But there seems to be a hitch here. Dunga does have two creative players on his team, Robinho and Kaka. Trouble is that Kaka is going through a miserable patch. He was not a significant influence in the Korea game. Robinho did a lot better.
For all my criticism of Brazil, there were -- of course, there were, how could there not be? -- moments of sheer Brazilian magic. Not nearly enough of them, but they were there -- on both goals. Maicon’s opening goal was simply stunning. Its brilliance will of course be trashed by the party-poopers who will insist that it was all down to a goalkeeper’s error. No skill from Maicon, then.
Well, a plague on the goalkeeper-error mob. Maicon’s shot (that’s what it was) taken at the end of a full-speed run, was hit with ferocious force; it seemed to be taken with the outside of his foot -- something that, to me, says shot, not cross. As the goal netting bulged, there came to me memories of 1970, of that wonderful goal by Carlos Alberto against Italy in the final, also the result of a surging overlapping run and an unstoppable shot.
Goal to Maicon, and all the praise I can muster for his superb skill. We got more Brazilian skill on the second goal -- a superbly executed pass from Robinho, the ball gliding, untouched, right through the heart of the massed Korean defense, arriving perfectly to meet Elano, racing gleefully forward to firmly sidefoot it into the net.
[Reminder to ESPN’s Tyler and the legendary McCoist: we call that sort of pass an assist in this country.
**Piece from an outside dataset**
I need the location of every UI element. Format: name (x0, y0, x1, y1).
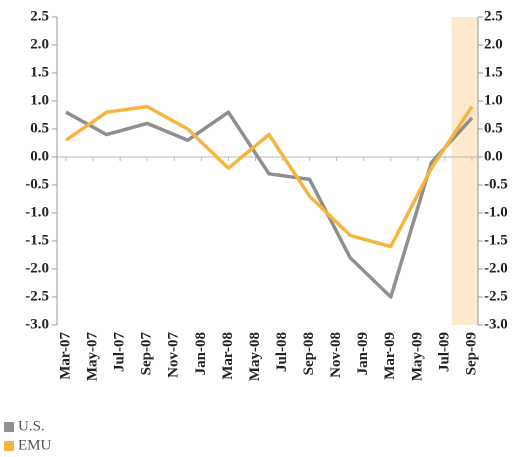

I guess no one has bothered to inform you? On another point -- my congratulations to ESPN, which seems to have had the good sense to drop their fatuous “One Game Changes Everything” catch phrase or punch line or sales slogan or whatever it was supposed to be.]
It has to be faced: most of the 14 games so far played have been disappointing. The anti-soccer tribe will be having a field day at the anemic scorelines -- and who’s to argue with them? We’re averaging an almost derisory 1.6 goals per game! I wonder how many more of these distorted tournaments it’s going to take before it hits the soccer biggies -- by which I mean particularly FIFA and IFAB, the rule-making guys -- that they have to do something about this.
At one time I might have called it a trend for soccer to get lower-scoring and less exciting when the big games came around. It is no longer a trend, it is now an indisputable and deplorable fact. Far from trying to make things better, FIFA -- by bloating the World Cup up from 16 to 32 teams -- has made matters worse. Maybe the knockout stage will be better. The clever tactical and mathematical points-winning calculations won’t mean anything then. But something else, equally damaging, will replace them. The penalty-kick shootout, plus all that it means in terms of teams playing deliberately for a tie. Somehow we’ve managed to allow ourselves to be convinced that a team that wins one of these tacky little shootouts is fit to be called the winner of a game.
We use that method because teams simply cannot score goals. Twice we’ve anointed world champions using this totally specious gimmick. Prepare yourself. Come the day of the final, July 11, 2010, we may be forced to use it again.